Le principe scissionniste français

Ce principe reste valable pour toutes les successions ouvertes avant le 17 août 2015. Ces règles sont donc en voie de disparition, mais les principes sont néanmoins rappelés. Deux adages s’appliquent : mobilia sequuntur personam (la loi du lieu du dernier domicile du défunt régit les successions mobilières), la lex rei sitae (la loi de situation des immeubles régit les successions immobilières). La qualification des biens meubles et immeuble devra s’effectuer lege fori (185). Il peut exister plusieurs masses qui seront traitées de façon indépendante. La réserve se calcule masse par masse. Afin de limiter le morcellement de la succession, la cour a admis le renvoi lorsqu’il permet de restaurer son unité (186). La loi étrangère peut également être écartée par le jeu de l’ordre public.

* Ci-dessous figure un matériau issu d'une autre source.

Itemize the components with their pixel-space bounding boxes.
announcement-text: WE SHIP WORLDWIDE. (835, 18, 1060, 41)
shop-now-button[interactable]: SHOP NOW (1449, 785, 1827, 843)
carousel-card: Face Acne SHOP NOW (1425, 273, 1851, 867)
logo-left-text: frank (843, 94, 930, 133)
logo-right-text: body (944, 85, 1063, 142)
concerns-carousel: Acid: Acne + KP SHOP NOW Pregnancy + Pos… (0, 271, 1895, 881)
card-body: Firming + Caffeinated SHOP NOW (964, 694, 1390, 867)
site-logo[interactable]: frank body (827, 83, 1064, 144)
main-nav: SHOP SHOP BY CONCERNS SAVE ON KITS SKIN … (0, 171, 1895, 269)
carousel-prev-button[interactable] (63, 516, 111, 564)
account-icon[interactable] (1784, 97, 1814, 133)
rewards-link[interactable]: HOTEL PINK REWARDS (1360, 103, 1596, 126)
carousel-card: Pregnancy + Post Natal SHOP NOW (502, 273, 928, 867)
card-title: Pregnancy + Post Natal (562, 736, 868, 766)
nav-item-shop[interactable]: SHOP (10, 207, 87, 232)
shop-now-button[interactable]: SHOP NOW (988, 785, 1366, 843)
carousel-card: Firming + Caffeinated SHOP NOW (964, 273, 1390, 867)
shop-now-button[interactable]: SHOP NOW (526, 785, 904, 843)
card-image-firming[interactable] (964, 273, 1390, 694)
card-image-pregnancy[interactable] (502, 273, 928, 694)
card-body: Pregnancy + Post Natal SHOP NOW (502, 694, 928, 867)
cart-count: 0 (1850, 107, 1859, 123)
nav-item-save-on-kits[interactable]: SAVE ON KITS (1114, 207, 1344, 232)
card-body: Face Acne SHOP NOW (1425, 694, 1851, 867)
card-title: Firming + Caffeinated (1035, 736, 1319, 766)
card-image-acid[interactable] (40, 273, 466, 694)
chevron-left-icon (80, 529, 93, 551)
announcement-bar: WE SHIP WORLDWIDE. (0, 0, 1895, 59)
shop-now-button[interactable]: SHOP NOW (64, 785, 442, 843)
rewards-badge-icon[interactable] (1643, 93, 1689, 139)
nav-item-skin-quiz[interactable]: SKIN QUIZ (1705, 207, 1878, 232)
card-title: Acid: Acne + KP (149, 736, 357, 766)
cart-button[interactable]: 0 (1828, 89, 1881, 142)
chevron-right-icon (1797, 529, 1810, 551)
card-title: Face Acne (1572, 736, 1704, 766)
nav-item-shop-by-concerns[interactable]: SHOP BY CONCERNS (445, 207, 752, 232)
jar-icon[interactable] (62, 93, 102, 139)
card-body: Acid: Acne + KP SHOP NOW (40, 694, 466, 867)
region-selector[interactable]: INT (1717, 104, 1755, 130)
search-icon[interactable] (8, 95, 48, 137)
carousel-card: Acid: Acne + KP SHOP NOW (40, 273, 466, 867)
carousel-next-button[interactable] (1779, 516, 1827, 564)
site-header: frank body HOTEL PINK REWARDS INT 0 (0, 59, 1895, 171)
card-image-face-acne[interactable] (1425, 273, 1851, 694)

Les successions ont été le terrain de prédilection du renvoi afin de remédier aux inconvé- nients du morcellement successoral dû à ce système. C’est la jurisprudence qui a consacré cette notion en matière de successions mobilières (187), plus progressivement en matière immobilière (188). Aujourd’hui, à partir du moment où le renvoi permet d’assurer l’unité successorale et l’application d’une même loi aux meubles et aux immeubles, le renvoi est admis (189).